The people of Halti will remember for a long time why and who made them ‘the poorest people in the Western World’. I think they poor people will instantly ‘recognise’ the visible.
#2 by damien on January 28, 2010 - 11:00 pm
When Mr President, looks at the gold in the Verseilles Palace, let him read an article in the Irish Times that estimated the ‘compensation’ Halti paid to France is 20 Billion euro in today’s money.
#3 by Paul DS on January 29, 2010 - 12:43 am
I was glad Catherine Ashton wasn’t there for a “photo-op” at the airport. I thought the 3 US Presidents giving their joint statements a bit much.
#4 by Nelleke on January 29, 2010 - 2:26 am
For those EU foreign ministers worried about the EU’s “lack of visability” in Haiti, they shouldn’t worry. The response in Haiti has been an embarrassment. Would the EU have wanted to be highly visible after Katrina hit New Orleans?

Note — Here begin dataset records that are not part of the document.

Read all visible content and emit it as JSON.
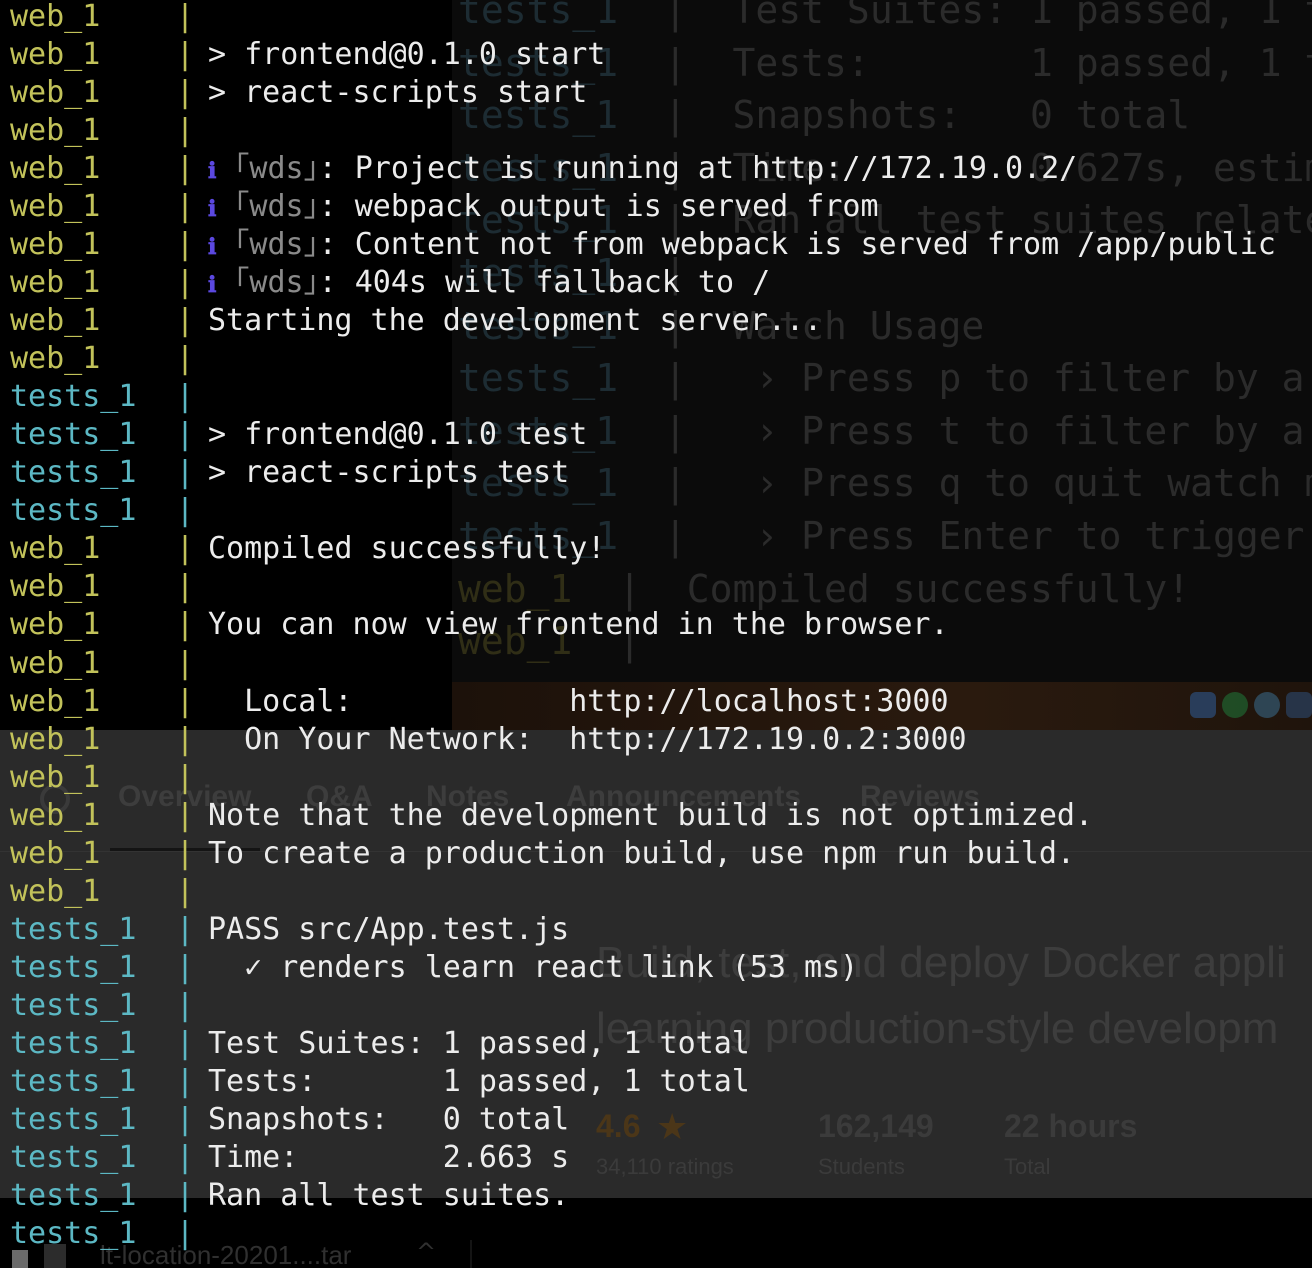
{
  "background_terminal": {
    "lines": [
      {
        "prefix": "tests_1",
        "text": "Test Suites: 1 passed, 1 t"
      },
      {
        "prefix": "tests_1",
        "text": "Tests:       1 passed, 1 t"
      },
      {
        "prefix": "tests_1",
        "text": "Snapshots:   0 total"
      },
      {
        "prefix": "tests_1",
        "text": "Time:        0.627s, estim"
      },
      {
        "prefix": "tests_1",
        "text": "Ran all test suites relate"
      },
      {
        "prefix": "tests_1",
        "text": ""
      },
      {
        "prefix": "tests_1",
        "text": "Watch Usage"
      },
      {
        "prefix": "tests_1",
        "text": " › Press p to filter by a"
      },
      {
        "prefix": "tests_1",
        "text": " › Press t to filter by a"
      },
      {
        "prefix": "tests_1",
        "text": " › Press q to quit watch m"
      },
      {
        "prefix": "tests_1",
        "text": " › Press Enter to trigger"
      },
      {
        "prefix": "web_1",
        "text": "Compiled successfully!"
      },
      {
        "prefix": "web_1",
        "text": ""
      }
    ]
  },
  "background_page": {
    "tabs": [
      "Overview",
      "Q&A",
      "Notes",
      "Announcements",
      "Reviews"
    ],
    "headline": "Build, test, and deploy Docker appli\nlearning production-style developm",
    "rating": {
      "value": "4.6",
      "label": "34,110 ratings"
    },
    "students": {
      "value": "162,149",
      "label": "Students"
    },
    "duration": {
      "value": "22 hours",
      "label": "Total"
    },
    "download_file": "lt-location-20201....tar"
  },
  "terminal": {
    "separator": "|",
    "info_icon": "ℹ",
    "bracket_open": "｢",
    "bracket_close": "｣",
    "lines": [
      {
        "source": "web_1",
        "text": ""
      },
      {
        "source": "web_1",
        "text": "> frontend@0.1.0 start"
      },
      {
        "source": "web_1",
        "text": "> react-scripts start"
      },
      {
        "source": "web_1",
        "text": ""
      },
      {
        "source": "web_1",
        "wds": true,
        "text": ": Project is running at http://172.19.0.2/"
      },
      {
        "source": "web_1",
        "wds": true,
        "text": ": webpack output is served from"
      },
      {
        "source": "web_1",
        "wds": true,
        "text": ": Content not from webpack is served from /app/public"
      },
      {
        "source": "web_1",
        "wds": true,
        "text": ": 404s will fallback to /"
      },
      {
        "source": "web_1",
        "text": "Starting the development server..."
      },
      {
        "source": "web_1",
        "text": ""
      },
      {
        "source": "tests_1",
        "text": ""
      },
      {
        "source": "tests_1",
        "text": "> frontend@0.1.0 test"
      },
      {
        "source": "tests_1",
        "text": "> react-scripts test"
      },
      {
        "source": "tests_1",
        "text": ""
      },
      {
        "source": "web_1",
        "text": "Compiled successfully!"
      },
      {
        "source": "web_1",
        "text": ""
      },
      {
        "source": "web_1",
        "text": "You can now view frontend in the browser."
      },
      {
        "source": "web_1",
        "text": ""
      },
      {
        "source": "web_1",
        "text": "  Local:            http://localhost:3000"
      },
      {
        "source": "web_1",
        "text": "  On Your Network:  http://172.19.0.2:3000"
      },
      {
        "source": "web_1",
        "text": ""
      },
      {
        "source": "web_1",
        "text": "Note that the development build is not optimized."
      },
      {
        "source": "web_1",
        "text": "To create a production build, use npm run build."
      },
      {
        "source": "web_1",
        "text": ""
      },
      {
        "source": "tests_1",
        "text": "PASS src/App.test.js"
      },
      {
        "source": "tests_1",
        "text": "  ✓ renders learn react link (53 ms)"
      },
      {
        "source": "tests_1",
        "text": ""
      },
      {
        "source": "tests_1",
        "text": "Test Suites: 1 passed, 1 total"
      },
      {
        "source": "tests_1",
        "text": "Tests:       1 passed, 1 total"
      },
      {
        "source": "tests_1",
        "text": "Snapshots:   0 total"
      },
      {
        "source": "tests_1",
        "text": "Time:        2.663 s"
      },
      {
        "source": "tests_1",
        "text": "Ran all test suites."
      },
      {
        "source": "tests_1",
        "text": ""
      }
    ]
  }
}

I think not and, as far as I can tell, this is not any better.
#5 by Jean-Baptiste Perrin on February 1, 2010 - 10:32 am
I believe that Haitian, in their terrible ordeal, will first think about surviving. When the dust is cleared and the bodies buried, they will most probably remember who actually helped them on the ground, not the clowns doing their show on their devastated airport. Even less the other morons far in Europe, fighting about this or that. And on the ground, we could all see that French, Dutch, English or Turkish teams (in a word, European ones) were working well along US, Israeli, Jordanian or Brazilian ones. They saved lives, fed people, managed to limit the looting and so on. That’s what Haitian will remember. The rest is a non event.